Diário de Notícias

Ontem, com a torre à frente

- FERREIRA FERNANDES JORNALISTA

Uma torre alta de 24 andares deu-se horas, isolada e iluminada de fogo por dentro, para expor a tragédia. E nós tivemos tempo de a entranhar, desde as chamas noturnas à fachada calcinada pelo dia dentro. Já andamos todos a lidar, há demasiados anos, com a agonia e a morte. Homens ajoelhados à espera da faca, meninas de olhos de corça a adivinhar o destino próximo, restos de carne depois da bomba... Ontem, demo-nos conta de uma injustiça que temos emprestado às vítimas do terrorismo. A nossa compaixão por elas sofre como que de uma concorrênc­ia do ódio, do desprezo e da raiva contra os terrorista­s. Como se só tivéssemos uma mão para afagar, porque a outra fica guardada para a ira.

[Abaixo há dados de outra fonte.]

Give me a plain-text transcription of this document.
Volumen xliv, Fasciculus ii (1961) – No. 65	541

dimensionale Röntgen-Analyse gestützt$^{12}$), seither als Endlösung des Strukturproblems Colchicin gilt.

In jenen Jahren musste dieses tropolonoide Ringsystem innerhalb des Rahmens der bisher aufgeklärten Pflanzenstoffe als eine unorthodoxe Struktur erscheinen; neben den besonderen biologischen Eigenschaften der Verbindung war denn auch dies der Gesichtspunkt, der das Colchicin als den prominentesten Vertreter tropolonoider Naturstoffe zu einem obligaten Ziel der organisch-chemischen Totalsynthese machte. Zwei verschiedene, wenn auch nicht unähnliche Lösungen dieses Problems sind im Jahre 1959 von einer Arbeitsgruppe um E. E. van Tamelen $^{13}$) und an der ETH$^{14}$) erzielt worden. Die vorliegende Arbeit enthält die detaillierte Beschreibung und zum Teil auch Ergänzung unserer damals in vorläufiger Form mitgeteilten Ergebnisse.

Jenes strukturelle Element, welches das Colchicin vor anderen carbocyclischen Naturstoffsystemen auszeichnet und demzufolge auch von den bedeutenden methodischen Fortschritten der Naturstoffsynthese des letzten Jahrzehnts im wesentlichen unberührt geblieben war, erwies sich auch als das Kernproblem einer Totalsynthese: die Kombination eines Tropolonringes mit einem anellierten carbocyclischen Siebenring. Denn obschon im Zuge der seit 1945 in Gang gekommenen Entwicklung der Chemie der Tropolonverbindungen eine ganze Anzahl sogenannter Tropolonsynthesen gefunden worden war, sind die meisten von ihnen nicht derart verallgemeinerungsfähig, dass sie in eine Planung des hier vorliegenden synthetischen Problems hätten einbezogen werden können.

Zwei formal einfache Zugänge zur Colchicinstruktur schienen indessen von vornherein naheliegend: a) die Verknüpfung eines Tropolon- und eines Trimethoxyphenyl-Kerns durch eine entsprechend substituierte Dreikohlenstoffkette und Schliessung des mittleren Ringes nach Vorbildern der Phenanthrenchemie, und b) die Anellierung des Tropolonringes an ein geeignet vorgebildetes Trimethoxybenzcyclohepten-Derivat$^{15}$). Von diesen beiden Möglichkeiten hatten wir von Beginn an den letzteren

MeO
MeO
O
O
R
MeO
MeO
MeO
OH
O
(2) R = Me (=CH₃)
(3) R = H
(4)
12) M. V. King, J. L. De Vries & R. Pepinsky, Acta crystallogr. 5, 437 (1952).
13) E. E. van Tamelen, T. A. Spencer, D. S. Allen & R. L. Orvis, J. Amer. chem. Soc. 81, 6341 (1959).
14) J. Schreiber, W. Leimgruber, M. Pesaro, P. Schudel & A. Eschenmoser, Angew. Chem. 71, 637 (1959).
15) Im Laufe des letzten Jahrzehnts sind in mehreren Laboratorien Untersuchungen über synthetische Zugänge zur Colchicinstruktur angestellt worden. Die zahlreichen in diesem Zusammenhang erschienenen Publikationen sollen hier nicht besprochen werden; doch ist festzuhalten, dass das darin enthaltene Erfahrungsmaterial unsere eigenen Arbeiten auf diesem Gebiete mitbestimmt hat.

E é bom que assim seja, porque o perdão militante não é justo quando a culpa dos homens é indizível. Ontem talvez tenha também havido culpas – de cupidez ou de desleixo (a torre era para gente modesta...) – mas, à luz do que sabíamos, era uma tragédia acontecida sem essa vontade de matar a que temos assistido por estes tempos. Por isso, um sentimento novo e esquisito, uma dor vinda só de onde nasce a dor, sem explicaçõe­s vindas do lugar onde elas se preparam. Impotência pura. Ontem, ouvimos um grito, esse “help!” de tantos filmes, que ontem soubemos que nunca antes tínhamos ouvido. E as duas mulheres agarradas uma à outra, acenando da janela em brasa. E os telemóveis acesos implorando ajuda. E essa imagem de um fio coleante de lençóis amarrados e pendentes por vários andares, tão símbolo da coragem de quem os fez e tão inúteis porque alguma coisa falhou. Somos tanto, somos tão frágeis.